Background: Gehan’s two-stage design was historically the design of choice for phase II oncology trials. One of the reasons it is less frequently used today is that it does not allow for a formal test of treatment efficacy, and therefore does not control conventional type-I and type-II error-rates.
Methods: We describe how recently developed methodology for flexible two-stage single-arm trials can be used to incorporate the hypothesis test commonly associated with phase II trials in to Gehan’s design.

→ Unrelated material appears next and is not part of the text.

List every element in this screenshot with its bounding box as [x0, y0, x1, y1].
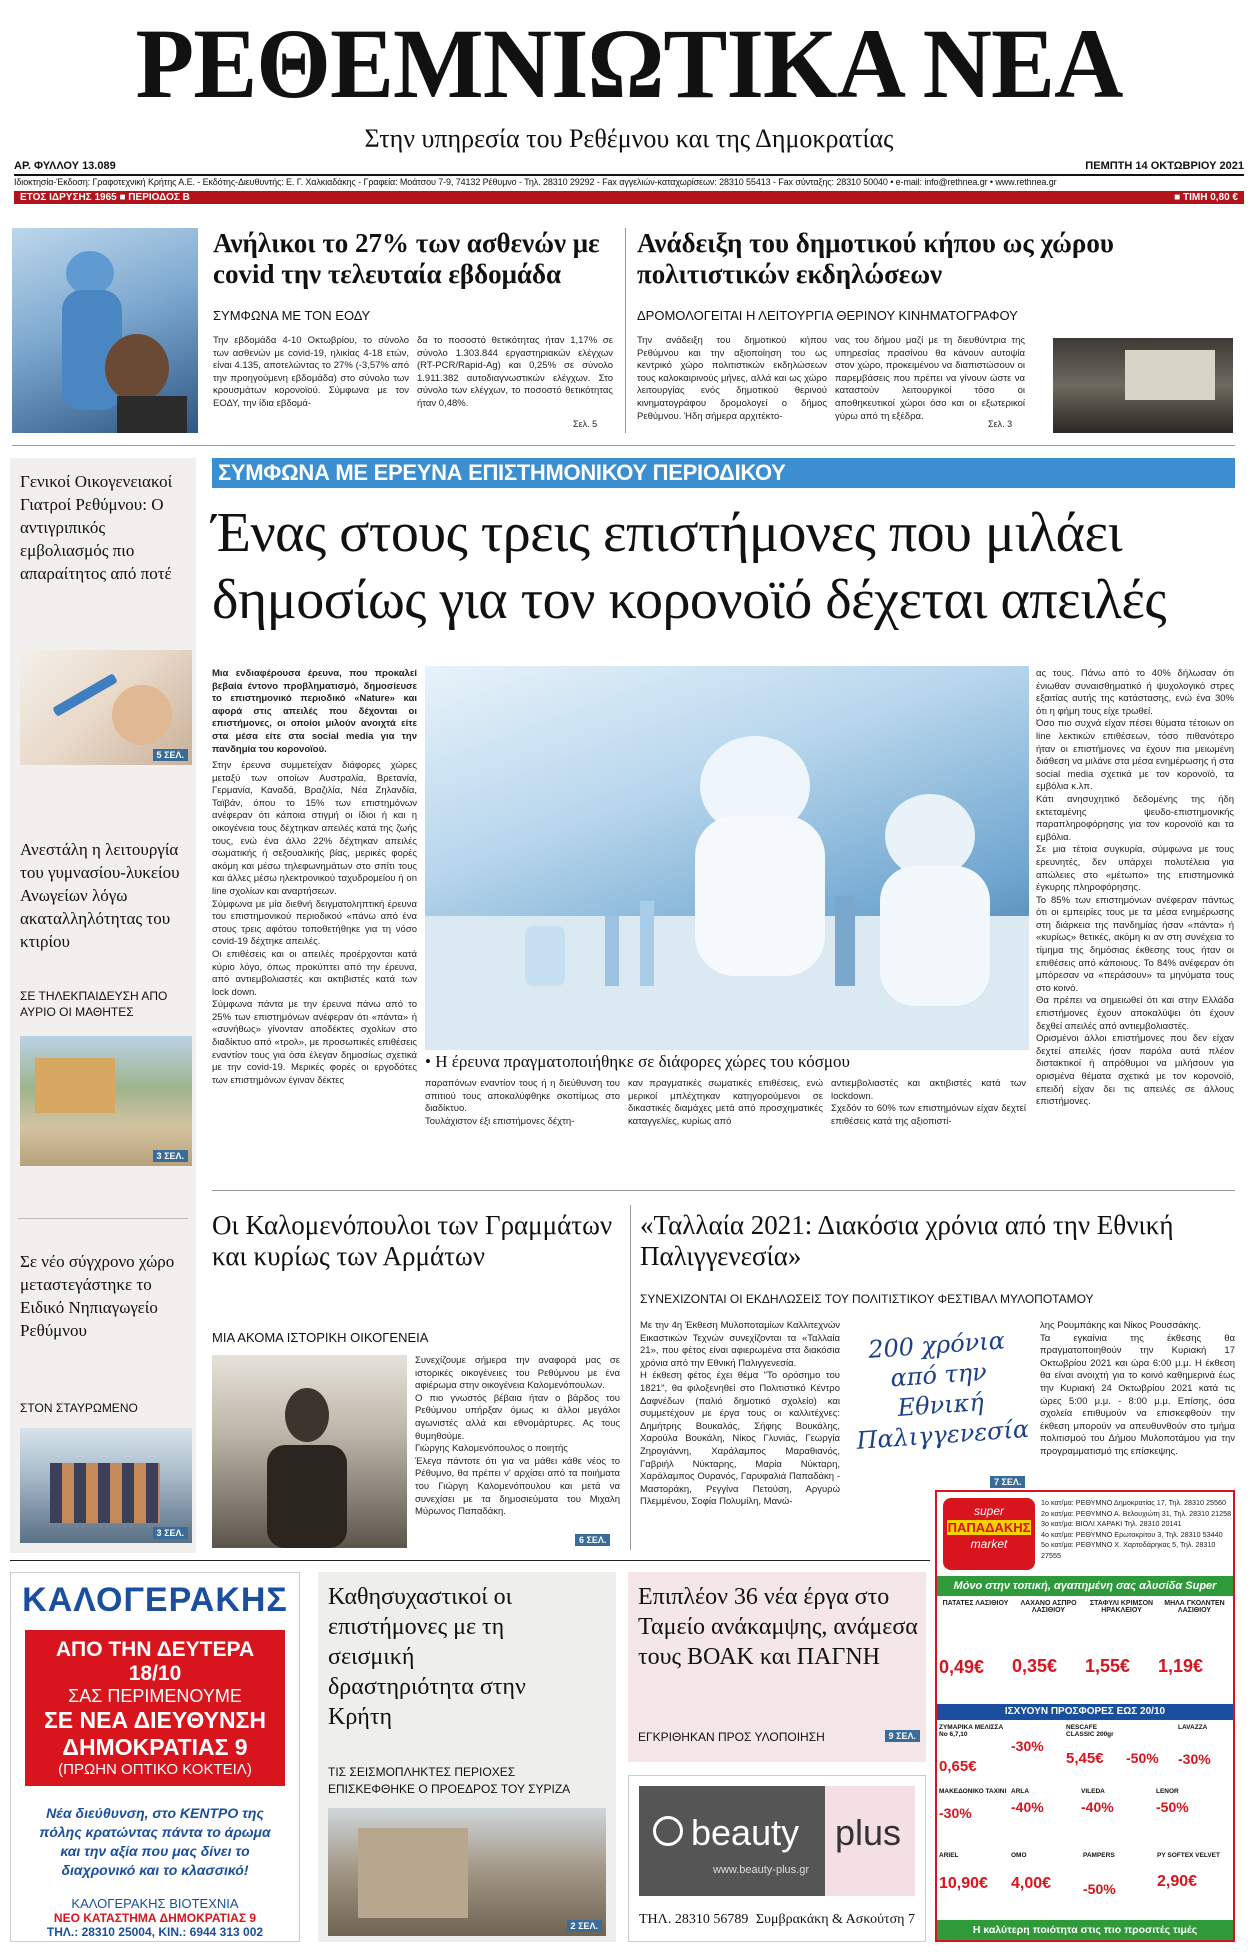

We additionally detail how this hypothesis test can be optimised in order to maximise its power, and describe how the second stage sample sizes can be chosen to more readily provide the operating characteristics that were originally envisioned by Gehan. Finally, we contrast our modified Gehan designs to Simon’s designs, based on two examples motivated by real clinical trials.
Results: Gehan’s original designs are often greatly under- or over-powered when compared to type-II error-rates typically used in phase II. However, we demonstrate that the control parameters of his design can be chosen to resolve this problem. With this, though, the modified Gehan designs have operating characteristics similar to the more familiar Simon designs.
Conclusions: The trial design settings in which Gehan’s design will be preferable over Simon’s designs are likely limited. Provided the second stage sample sizes are chosen carefully, however, one scenario of potential utility is when the trial’s primary goal is to ascertain the treatment response rate to a certain precision.